By Brittany Wade
November 10, 2022 | Recently, a Yale research team discovered that newborn metabolic screening data could identify human ancestry and help practitioners diagnose genetic diseases.
Scientists have long recognized that individuals with similar ancient geographic backgrounds share genetic characteristics. It is also widely known that certain genetic disorders are more prevalent among specific ethnic groups, often indicating a child’s risk for disease.
Traditional screening measures have been instrumental in detecting genetic disorders. However, the team at Yale discovered that the metabolism—not the genetic code—might help medical professionals make more accurate diagnoses for inherited and congenital diseases.
“We don’t want to miss a baby who is potentially sick, and we don’t want to put families through the burdens and concerns that can stem from a false-positive test,” explains Curt Scharfe, senior author and associate professor of genetics at Yale School of Medicine, as to why new and advanced screening methods are desperately needed.
Metabolites in the bloodstream comprise the plasma metabolome and serve as biomarkers for disease. Just as certain ethnic groups share similarities in genetic sequence, they also demonstrate similarities in blood metabolite concentrations.
Published in Molecular Genetics and Metabolism (DOI: 10.1016/j.ymgme.2022.10.002), the researchers analyzed the metabolic profiles of nearly 400,000 healthy singleton babies from 17 parent-reported ethnic groups: Asian East Indian, Black, Cambodian, Chinese, Filipino, Guamanian, Hawaiian, Hispanic, Japanese, Korean, Laos, Middle Eastern, Native American, Other Southeast Asian, Samoan, Vietnamese, and White. The data were retrieved from newborns enrolled in the California Newborn Screening (NBS) Program, a state-mandated plan that screens for 80 genetic and congenital disorders.
Using machine learning, the team compared the metabolic profiles of each ethnic group to highlight similarities and differences in blood metabolite levels. Overall, 71% of the 41 metabolites examined demonstrated ethnicity-associated differences, confirming that it is possible to determine an infant’s ethnicity based on their metabolic profile alone.
The team also found that some infants maintained high metabolic similarities with babies from ancestral backgrounds significantly different from their own. For example, Black, Native American, and White babies were closely related metabolically but not genetically.
Conversely, Chinese and Japanese American newborns exhibit considerable metabolic differences despite being genetically similar. This phenomenon may be due to the tendency of certain cultures to hold tightly to their country of origin’s customs rather than fully adopting a traditional American lifestyle.
“This attests to the role of environment in forming our metabolism,” said Scharfe. “Where people share the same culture and food, metabolic profiles are more similar.
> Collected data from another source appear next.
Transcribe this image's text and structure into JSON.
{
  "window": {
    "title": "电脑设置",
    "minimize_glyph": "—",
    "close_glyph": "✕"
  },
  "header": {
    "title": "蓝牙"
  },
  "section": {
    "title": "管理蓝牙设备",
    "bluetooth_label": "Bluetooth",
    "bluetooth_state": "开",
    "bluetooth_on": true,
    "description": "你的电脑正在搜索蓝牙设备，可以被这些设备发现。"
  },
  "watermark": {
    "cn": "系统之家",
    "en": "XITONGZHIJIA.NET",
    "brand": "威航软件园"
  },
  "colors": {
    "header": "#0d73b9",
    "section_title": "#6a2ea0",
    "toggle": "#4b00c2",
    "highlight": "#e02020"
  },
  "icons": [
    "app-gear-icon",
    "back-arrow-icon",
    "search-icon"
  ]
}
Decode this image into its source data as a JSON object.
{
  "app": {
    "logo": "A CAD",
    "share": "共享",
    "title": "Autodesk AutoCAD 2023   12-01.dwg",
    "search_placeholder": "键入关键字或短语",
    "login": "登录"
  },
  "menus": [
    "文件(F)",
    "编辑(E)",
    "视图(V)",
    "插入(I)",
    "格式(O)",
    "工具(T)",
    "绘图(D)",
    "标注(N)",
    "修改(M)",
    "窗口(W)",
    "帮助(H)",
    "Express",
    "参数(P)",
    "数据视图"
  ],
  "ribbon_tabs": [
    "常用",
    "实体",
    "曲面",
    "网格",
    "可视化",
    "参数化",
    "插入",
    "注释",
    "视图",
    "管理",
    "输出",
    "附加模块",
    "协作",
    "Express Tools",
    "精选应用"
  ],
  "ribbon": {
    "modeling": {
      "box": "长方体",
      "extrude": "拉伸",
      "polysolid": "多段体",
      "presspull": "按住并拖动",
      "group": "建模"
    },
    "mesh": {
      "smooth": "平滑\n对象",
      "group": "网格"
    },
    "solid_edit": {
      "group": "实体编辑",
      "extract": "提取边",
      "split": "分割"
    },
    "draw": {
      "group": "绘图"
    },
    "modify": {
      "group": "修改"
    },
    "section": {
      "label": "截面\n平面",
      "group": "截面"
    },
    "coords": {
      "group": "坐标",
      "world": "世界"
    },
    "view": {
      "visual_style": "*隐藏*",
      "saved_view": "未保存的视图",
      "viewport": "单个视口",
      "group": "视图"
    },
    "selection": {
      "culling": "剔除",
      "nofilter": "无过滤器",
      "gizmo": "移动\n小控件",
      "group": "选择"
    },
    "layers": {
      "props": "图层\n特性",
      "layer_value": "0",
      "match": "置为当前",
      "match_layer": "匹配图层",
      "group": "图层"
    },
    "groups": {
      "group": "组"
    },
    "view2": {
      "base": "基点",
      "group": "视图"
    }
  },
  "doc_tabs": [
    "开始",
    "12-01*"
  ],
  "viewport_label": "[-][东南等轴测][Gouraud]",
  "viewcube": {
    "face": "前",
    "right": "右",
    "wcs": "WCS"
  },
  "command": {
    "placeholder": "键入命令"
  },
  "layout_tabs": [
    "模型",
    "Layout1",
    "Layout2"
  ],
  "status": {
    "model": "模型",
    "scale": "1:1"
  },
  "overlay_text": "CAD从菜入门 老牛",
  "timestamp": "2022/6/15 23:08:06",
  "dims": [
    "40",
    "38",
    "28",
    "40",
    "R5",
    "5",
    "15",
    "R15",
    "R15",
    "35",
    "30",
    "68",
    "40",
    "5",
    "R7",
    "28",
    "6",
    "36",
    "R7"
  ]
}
Where people are separated by circumstances, such as language or lifestyles, then differences in metabolism are greater than genetic variations.”
Differences in ethnicity-associated metabolite levels were also determined for each disease biomarker, such as those related to cystic fibrosis, congenital hypothyroidism, and glutaric aciduria type 1—a condition preventing individuals from properly metabolizing specific proteins.
The team found that some ethnic groups expressed the same biomarker to varying degrees, meaning medical professionals should consult the mean biomarker concentrations for each patient’s ethnicity before administering a diagnosis. Furthermore, the average expression levels must be considered for each distinct geographic region and whether the infant’s family adopts the customs of that region.
Medical practitioners can use this new metabolic data to employ precision medicine. For instance, Samoan American infants exhibited higher average concentrations for 33 of the 41 metabolites studied. If a Samoan baby was born with high levels of acylcarnitines—a group of metabolites linked to various heart conditions (Metabolites, DOI: 10.3390/metabo11010051)—a physician may be inclined to issue an incorrect diagnosis if they are unaware that the infant’s “elevated” levels fall within the average range for their ethnicity.
Similarly, Black American babies traditionally contain elevated biomarkers associated with cystic fibrosis, while babies of northern European descent develop the disease at much higher rates. Therefore, screening exams that analyze data against ethnic metabolic norms provide valuable context to prevent false diagnoses.
The team acknowledges that the study had multiple limitations. First, the ethnic groups were parent-reported, but not every individual identifies with the ethnic background primarily indicated by their DNA. Second, some parents—such as those denoted as “Hispanic” on NBS documents—maintain multiple cultural and ancestral identities that do not align with the pre-determined NBS groups.
Third, the team only analyzed 41 metabolites, but scientists estimate that there are over 4,000 compounds comprising the human plasma metabolome (PLoS One, DOI: 10.1371/journal.pone.0016957). “This is just a first snapshot, but understanding our metabolic ancestry has a promising future,” adds Sharfe. Finally, the team hopes to replicate their study using additional biomarkers, each weighted based on their correlation to various ethnic groups and diseases.